Sabtu, 03 Agustus 2013

Antroposentrisme dalam Zakat

Antroposentrisme dalam Zakat
Aziz Syaifuddin  ;   PNS Kemenko Kesra RI
          SUARA KARYA, 02 Agustus 2013

         
Mencermati hasil riset mutakhir yang dilakukan Badan Amil Zakat Nasional (BAZNAS), Institut Pertanian Bogor (IPB) dan Islamic Development Bank (IDB) yang menemukan bahwa potensi zakat Indonesia mencapai Rp 217,3 triliun sungguh membuat kita tercengang. Ini setara kurang lebih 15,5 persen dari jumlah APBN negara kita (Data Kemenkeu, APBN 2013: Rp 1.726,1 triliun). Namun, pertanyaannya sekarang adalah, apakah potensi sebesar itu berkorelasi positif dengan manfaat yang diterima oleh para penerima zakat? Pertanyaan besar tersebut penting kita ajukan disaat muncul fakta bahwa jumlah masyarakat miskin di negeri ini masih cukup besar, bahkan cenderung bertambah. Badan Pusat Statistik (BPS) menyatakan, jumlah penduduk miskin Indonesia per Maret 2013 mencapai 28,07 juta orang. Artinya, jumlah penerima zakat akan lebih besar lagi.

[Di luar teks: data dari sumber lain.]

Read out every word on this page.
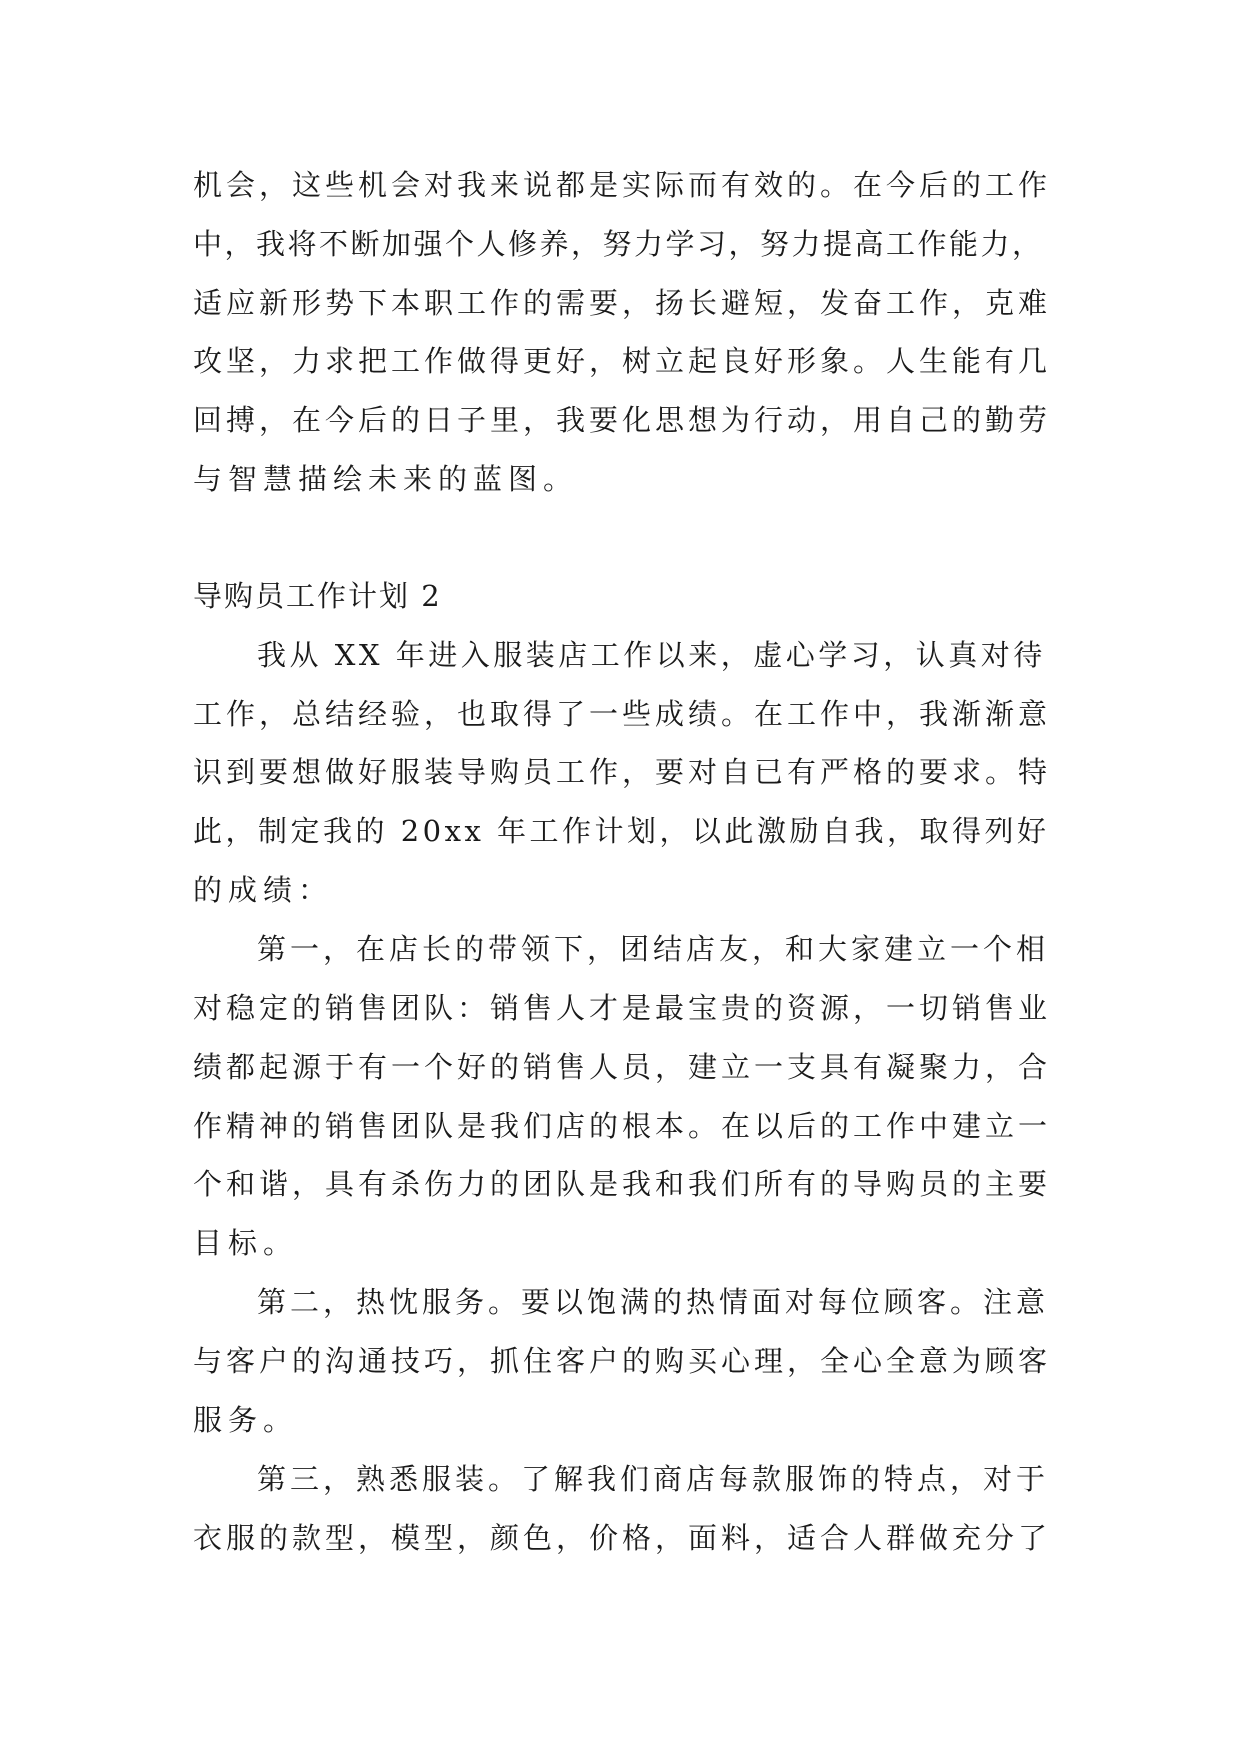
机会，这些机会对我来说都是实际而有效的。在今后的工作
中，我将不断加强个人修养，努力学习，努力提高工作能力，
适应新形势下本职工作的需要，扬长避短，发奋工作，克难
攻坚，力求把工作做得更好，树立起良好形象。人生能有几
回搏，在今后的日子里，我要化思想为行动，用自己的勤劳
与智慧描绘未来的蓝图。
导购员工作计划 2
我从 XX 年进入服装店工作以来，虚心学习，认真对待
工作，总结经验，也取得了一些成绩。在工作中，我渐渐意
识到要想做好服装导购员工作，要对自已有严格的要求。特
此，制定我的 20xx 年工作计划，以此激励自我，取得列好
的成绩：
第一，在店长的带领下，团结店友，和大家建立一个相
对稳定的销售团队：销售人才是最宝贵的资源，一切销售业
绩都起源于有一个好的销售人员，建立一支具有凝聚力，合
作精神的销售团队是我们店的根本。在以后的工作中建立一
个和谐，具有杀伤力的团队是我和我们所有的导购员的主要
目标。
第二，热忱服务。要以饱满的热情面对每位顾客。注意
与客户的沟通技巧，抓住客户的购买心理，全心全意为顾客
服务。
第三，熟悉服装。了解我们商店每款服饰的特点，对于
衣服的款型，模型，颜色，价格，面料，适合人群做充分了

Menyitir kata-kata bijak Yusuf Qordawi dalam bukunya, Al-Ibadah fi-Islam bahwa zakat merupakan ibadah maaliyyah ijtimaiyah yang memiliki posisi sangat penting, strategis dan menentukan, baik dilihat dari sisi ajaran Islam maupun dari sisi pembangunan kesejahteraan umat. Dalam bahasa Kuntowijo (1998) dipadatkan lagi lewat konsep teosentrik-humanisme. Kongkretisasi zakat baginya akan hadir dalam diri Islam sebagai agama yang memusatkan diri pada keimanan akan Allah SWT (teosentrik), namun mempunyai korelasi kuat dengan respektasi atas nestapa kemanusiaan (humanisme) dalam masyarakat.

Rasanya cukup kita melihat pelajaran yang selama ini terjadi, para pemberi zakat seringkali justru memosisikan diri sebagai sosok yang seolah bisa melakukan apapun dengan hartanya, termasuk aksi bagi-bagi ikan, bukan kailnya. Pembagian zakatpun seperti halnya "rutinitas" yang miskin nilai-nilai pengembangan sosial. Tidak ada program pemberdayaan di sana.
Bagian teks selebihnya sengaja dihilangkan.